Poivre : une épice santé ?

Un certain nombre d’études ont démontré les actions de la pipérine mais elles ont toutes été faites sur des rats et avec des doses plus ou moins importantes de cet alcaloïde pur. Aucune n’a été menée sur des humains et avec du poivre.

Celui-ci peut-il avoir les mêmes actions ? Pas forcément. Et pourquoi ? Tout dépend des quantités que vous consommez.

1 petite cuillère contient 3 g de poivre, soit 3 000 mg de pipérine.

1 cuillère à soupe, c’est environ 6 g (et 100 grains de poivre). Soit 6 000 à 8 000 mg de pipérine.

C’est ce qu’il faut, concassé, pour 1 gros steak au poivre. Si vous le mangez intégralement, sans gratter le dessus, vous pouvez effectivement profiter de l’action vasodilatatrice et aphrodisiaque de la pipérine.

10 tours de moulin à poivre, cela représente environ 1 g, soit 1 000 mg de pipérine.

Au quotidien, si vous poivrez systématiquement et généreusement tout ce que vous mangez, vous avez plus de chances de bénéficier des bonnes actions du poivre sur votre santé. Mais n’attendez pas qu’un tour de moulin à poivre de temps en temps ait la moindre effet sur vos cellules graisseuses ou fasse baisser votre cholestérol !

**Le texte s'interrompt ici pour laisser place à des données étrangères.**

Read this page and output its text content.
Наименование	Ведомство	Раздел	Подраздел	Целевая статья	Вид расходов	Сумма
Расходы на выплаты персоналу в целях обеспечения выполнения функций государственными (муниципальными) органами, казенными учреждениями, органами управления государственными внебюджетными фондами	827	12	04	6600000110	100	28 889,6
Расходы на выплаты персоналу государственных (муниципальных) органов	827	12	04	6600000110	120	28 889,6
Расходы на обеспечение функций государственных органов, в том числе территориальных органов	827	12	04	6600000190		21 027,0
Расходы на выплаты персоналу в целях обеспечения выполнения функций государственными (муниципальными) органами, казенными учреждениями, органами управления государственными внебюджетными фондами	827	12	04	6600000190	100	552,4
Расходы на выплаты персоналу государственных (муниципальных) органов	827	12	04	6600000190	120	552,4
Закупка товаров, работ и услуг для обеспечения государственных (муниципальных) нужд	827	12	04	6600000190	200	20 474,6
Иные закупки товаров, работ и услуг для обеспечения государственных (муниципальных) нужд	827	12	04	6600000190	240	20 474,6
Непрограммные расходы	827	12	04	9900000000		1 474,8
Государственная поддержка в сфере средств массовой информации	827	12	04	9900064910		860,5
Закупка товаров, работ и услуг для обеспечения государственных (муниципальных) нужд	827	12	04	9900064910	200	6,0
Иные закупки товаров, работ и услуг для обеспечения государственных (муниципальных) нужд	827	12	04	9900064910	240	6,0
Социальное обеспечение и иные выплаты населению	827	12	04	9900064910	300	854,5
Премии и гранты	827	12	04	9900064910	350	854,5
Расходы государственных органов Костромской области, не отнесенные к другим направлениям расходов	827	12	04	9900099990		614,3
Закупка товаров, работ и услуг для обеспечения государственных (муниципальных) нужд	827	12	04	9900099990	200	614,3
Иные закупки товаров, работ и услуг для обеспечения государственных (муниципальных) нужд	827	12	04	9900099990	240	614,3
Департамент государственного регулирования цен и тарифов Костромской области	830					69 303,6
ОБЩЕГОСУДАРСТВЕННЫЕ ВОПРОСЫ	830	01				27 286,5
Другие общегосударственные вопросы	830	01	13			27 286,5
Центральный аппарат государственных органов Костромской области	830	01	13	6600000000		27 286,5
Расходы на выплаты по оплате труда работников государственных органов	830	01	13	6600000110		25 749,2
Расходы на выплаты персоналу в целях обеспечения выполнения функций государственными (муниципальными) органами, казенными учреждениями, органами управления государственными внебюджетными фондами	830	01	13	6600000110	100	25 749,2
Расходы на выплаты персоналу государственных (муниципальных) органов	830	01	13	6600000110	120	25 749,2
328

Et si jamais vous souffrez facilement de brûlures d’estomac, mieux vous dispenser de poivre.

Sources

- Efficacy of piperine, an alkaloidal constituent from Piper nigrum on erythrocyte antioxidant status in high fat diet and antithyroid drug induced hyperlipidemic rats - Ramasamy Subramaniam Vijayakumar and Namasivayam Nalini- Cell Biochemistry and Function - Volume 24, Issue 6, pages 491–498, November/December 2006.

- Lipid-lowering efficacy of piperine from piper nigrum l. in high-fat diet and antithyroid drug-induced hypercholesterolemic rats - Ramasamy Subramaniam Vijayakumar and Namasivayam Nalini - Journal of Food BiochemistryVolume 30, Issue 4, pages 405–421, August 2006.

- Piperine- Review of Advances in Pharmacology Amritpal Singh and Sanjiv Duggal Lovely Professional University, Phagwara, (Punjab), India. International Journal of Pharmaceutical Sciences and Nanotechnology Volume 2 • Issue 3 • October – December 2009.